Pablo Neruda
(1904—1973)


Poetry

And it was at that age . . . poetry arrived
in search of me. I don't know, I don't know where
it came from, from winter or a river.
I don't know how or when,
no, they were not voices, they were not
words, not silence,
but from a street it called me,
from the branches of night,
abruptly from the others,
among raging fires
or returning alone,
there it was, without a face,
and it touched me.

I didn't know what to say, my mouth
had no way
with names,
my eyes were blind.
Something knocked in my soul,
fever or forgotten wings,
and I made my own way,
deciphering
that fire,
and I wrote the first, faint line,
faint, without substance, pure
nonsense,
pure wisdom
of someone who knows nothing;
and suddenly I saw
the heavens
unfastened
and open,
planets,
palpitating plantations,
the darkness perforated,
riddled
with arrows, fire, and flowers,
the overpowering night, the universe.

And I, tiny being,
drunk with the great starry
void,
likeness, image of
mystery,
felt myself a pure part
of the abyss.
I wheeled with the stars.
My heart broke loose with the wind.

. . .

Pablo Neruda (1904-1973) Chilean poet, diplomat, winner of the Nobel Prize for Literature in 1971: for a poetry that with the action of an elemental force brings alive a continent's destiny and dreams.
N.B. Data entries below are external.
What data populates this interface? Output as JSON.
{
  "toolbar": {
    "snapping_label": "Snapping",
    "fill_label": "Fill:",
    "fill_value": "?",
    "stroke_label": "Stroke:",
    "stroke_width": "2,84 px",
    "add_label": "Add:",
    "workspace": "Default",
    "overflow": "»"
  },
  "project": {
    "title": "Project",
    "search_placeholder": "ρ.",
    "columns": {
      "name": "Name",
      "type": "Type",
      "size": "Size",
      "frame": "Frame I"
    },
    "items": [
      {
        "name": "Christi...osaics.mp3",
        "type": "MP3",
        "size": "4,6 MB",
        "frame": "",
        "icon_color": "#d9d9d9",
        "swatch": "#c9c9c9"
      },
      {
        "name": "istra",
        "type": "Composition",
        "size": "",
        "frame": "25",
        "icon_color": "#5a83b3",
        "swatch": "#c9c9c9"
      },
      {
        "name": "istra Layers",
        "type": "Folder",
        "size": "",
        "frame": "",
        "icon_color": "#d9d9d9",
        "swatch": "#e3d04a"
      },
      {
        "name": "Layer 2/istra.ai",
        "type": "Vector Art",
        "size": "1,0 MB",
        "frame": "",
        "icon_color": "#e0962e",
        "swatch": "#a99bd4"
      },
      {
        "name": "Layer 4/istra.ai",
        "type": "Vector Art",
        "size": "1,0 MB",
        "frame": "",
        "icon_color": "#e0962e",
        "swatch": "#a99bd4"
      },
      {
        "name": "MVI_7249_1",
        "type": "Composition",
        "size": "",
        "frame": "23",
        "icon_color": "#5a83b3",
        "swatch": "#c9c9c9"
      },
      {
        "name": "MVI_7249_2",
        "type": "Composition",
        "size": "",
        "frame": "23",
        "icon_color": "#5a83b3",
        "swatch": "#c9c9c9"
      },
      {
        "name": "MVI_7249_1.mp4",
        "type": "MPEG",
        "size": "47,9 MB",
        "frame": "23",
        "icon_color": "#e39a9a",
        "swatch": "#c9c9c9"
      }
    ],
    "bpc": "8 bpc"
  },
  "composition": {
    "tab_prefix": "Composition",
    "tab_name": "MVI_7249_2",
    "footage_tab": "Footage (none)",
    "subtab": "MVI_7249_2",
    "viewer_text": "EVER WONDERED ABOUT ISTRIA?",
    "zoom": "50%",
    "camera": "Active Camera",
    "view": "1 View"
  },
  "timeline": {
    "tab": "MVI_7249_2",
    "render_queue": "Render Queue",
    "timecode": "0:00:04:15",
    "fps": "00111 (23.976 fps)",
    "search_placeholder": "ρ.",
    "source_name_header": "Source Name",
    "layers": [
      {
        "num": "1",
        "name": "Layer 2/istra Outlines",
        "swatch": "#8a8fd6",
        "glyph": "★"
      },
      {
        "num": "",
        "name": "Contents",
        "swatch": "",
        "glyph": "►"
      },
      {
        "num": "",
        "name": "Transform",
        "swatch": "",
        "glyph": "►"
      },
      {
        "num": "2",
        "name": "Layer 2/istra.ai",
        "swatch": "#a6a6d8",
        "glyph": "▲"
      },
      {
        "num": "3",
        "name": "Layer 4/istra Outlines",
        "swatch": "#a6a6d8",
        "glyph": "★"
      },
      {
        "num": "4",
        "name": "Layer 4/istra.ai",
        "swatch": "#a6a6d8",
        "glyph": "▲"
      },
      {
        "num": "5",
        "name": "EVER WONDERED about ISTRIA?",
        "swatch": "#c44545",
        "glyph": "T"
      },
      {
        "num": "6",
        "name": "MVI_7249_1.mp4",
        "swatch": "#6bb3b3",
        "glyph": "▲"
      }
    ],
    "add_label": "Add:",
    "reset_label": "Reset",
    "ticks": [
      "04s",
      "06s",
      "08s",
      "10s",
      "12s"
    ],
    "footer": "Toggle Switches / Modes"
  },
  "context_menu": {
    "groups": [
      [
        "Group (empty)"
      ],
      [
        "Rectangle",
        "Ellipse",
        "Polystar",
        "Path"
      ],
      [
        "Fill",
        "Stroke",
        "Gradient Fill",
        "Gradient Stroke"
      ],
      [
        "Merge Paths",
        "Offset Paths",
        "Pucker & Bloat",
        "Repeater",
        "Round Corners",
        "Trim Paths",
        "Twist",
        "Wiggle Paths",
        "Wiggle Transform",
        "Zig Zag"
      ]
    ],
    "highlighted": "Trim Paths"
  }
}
Two equally powerful childhood influences shaped Neruda's personality. From his compassionate stepmother he learned sensitivity, and from his dogmatic father, who vehemently opposed his son's interest in poetry, he learned militant determination. He also wrote love poems, 'Twenty Love Poems and a Song of Despair' (1924). Neruda is the most widely read of the Spanish American poets.